Alex dan Om Dani terlihat sangat senang, dan saling menggoda. Sepertinya hanya Miya yang belum memahami. Benarkah masalah video itu benar-benar telah selesai?

Miya melihat Alex memandangnya. Seakan memahami perasaan Miya saat ini, sebelah tangannya dengan lembut mengelus kepala Miya.

"Sudah berakhir, Miya.", suara Alex meyakinkan. "Tidak ada lagi penghalangmu untuk bebas"

"Benarkah?", Miya merasakan suaranya serak

"Ya."

Miya menatap layar yang berisi Vino dan Ryan, yang saat ini tengah berpelukan. Lokasi itu sekarang sepi hanya tinggal mereka berdua.

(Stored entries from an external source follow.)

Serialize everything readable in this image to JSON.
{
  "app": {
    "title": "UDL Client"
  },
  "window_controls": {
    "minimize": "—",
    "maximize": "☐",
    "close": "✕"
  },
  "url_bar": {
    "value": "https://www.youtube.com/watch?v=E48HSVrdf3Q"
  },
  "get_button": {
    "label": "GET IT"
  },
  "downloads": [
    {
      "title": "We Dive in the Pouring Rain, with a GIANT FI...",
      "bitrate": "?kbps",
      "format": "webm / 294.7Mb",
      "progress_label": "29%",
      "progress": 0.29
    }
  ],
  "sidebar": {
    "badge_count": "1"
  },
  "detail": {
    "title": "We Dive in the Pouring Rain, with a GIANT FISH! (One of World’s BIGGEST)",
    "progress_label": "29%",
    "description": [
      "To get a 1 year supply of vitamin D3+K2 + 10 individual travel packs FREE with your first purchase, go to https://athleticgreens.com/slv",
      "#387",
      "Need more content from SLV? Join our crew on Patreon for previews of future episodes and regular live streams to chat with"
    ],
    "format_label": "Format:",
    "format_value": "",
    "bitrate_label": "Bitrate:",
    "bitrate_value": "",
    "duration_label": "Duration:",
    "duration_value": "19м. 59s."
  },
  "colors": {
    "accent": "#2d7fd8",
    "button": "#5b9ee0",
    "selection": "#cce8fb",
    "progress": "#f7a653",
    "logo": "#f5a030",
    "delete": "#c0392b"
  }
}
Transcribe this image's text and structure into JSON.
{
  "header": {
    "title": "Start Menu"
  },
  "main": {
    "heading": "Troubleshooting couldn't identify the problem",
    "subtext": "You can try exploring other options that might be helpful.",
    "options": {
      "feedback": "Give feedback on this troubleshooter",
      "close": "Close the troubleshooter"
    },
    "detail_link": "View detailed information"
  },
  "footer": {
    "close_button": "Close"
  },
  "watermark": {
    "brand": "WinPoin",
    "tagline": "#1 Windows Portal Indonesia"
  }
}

Semua orang telah pergi meninggalkan mereka.

"Apa rencanamu setelah ini?", Suara Alex membuat Miya yakin bahwa ini benar-benar nyata. Mereka berhasil. Alex berhasil menolongnya.

"Aku akan mengusir Ryan dari rumahku. Dan segera mengurus perceraian." Miya bisa berpikir lebih jernih sekarang.

"Bagus." Alex terlihat sangat puas.

Om Dani menggenggam tangan Miya, "Jangan biarkan mereka mengganggumu lagi, oke?"

"Ya. Terima kasih, Om, Alex. Semua ini berkat kalian."

"Satu hal lagi, Miya. Jangan sampai ada yang tau perbuatan Alex ini. Termasuk mereka berdua. Ini menyangkut nama baik keluarga dan dapat berimbas ke perusahaan." Om Dani sekarang terlihat tegas. Miya mengerti.

"Iya, Om."

Miya melihat Ryan dan Vino di layar, mereka terlihat sangat intim. Hubungan mereka terasa sangat nyata padahal masih ada bagian dari hatinya yang berharap semua ini hanya mimpi.

"Kenapa mereka harus menunggu sampai pagi?" Miya berusaha mengusir amarah karena adegan di hadapannya.

Alex tersenyum nakal. "Iseng." , jawabnya singkat.

Om Dani tertawa keras sekali. "Mereka akan bermalam di tengah hutan. Aku penasaran berapa banyak bekas gigitan nyamuk esok hari."

Namun Miya tidak bisa tertawa. Perutnya mual melihat kedua orang di layar itu tengah berciuman. Dengan cepat Miya merebut remot dari Alex dan mematikan televisinya. Alex dan Om Dani berhenti tertawa seketika.

"Maaf." Miya tau sikapnya telah mengubah suasana.

Alex terlihat bingung, "Tidak, Miya. Aku yang minta maaf karena tidak peka."

Miya merasa dadanya sangat sesak. Sangat sesak seperti ia hanyalah balon yang akan meledak. Hatinya sangat kacau. Kenapa ia merasakan hal ini justru saat semuanya berakhir? Harusnya ia bahagia sekarang.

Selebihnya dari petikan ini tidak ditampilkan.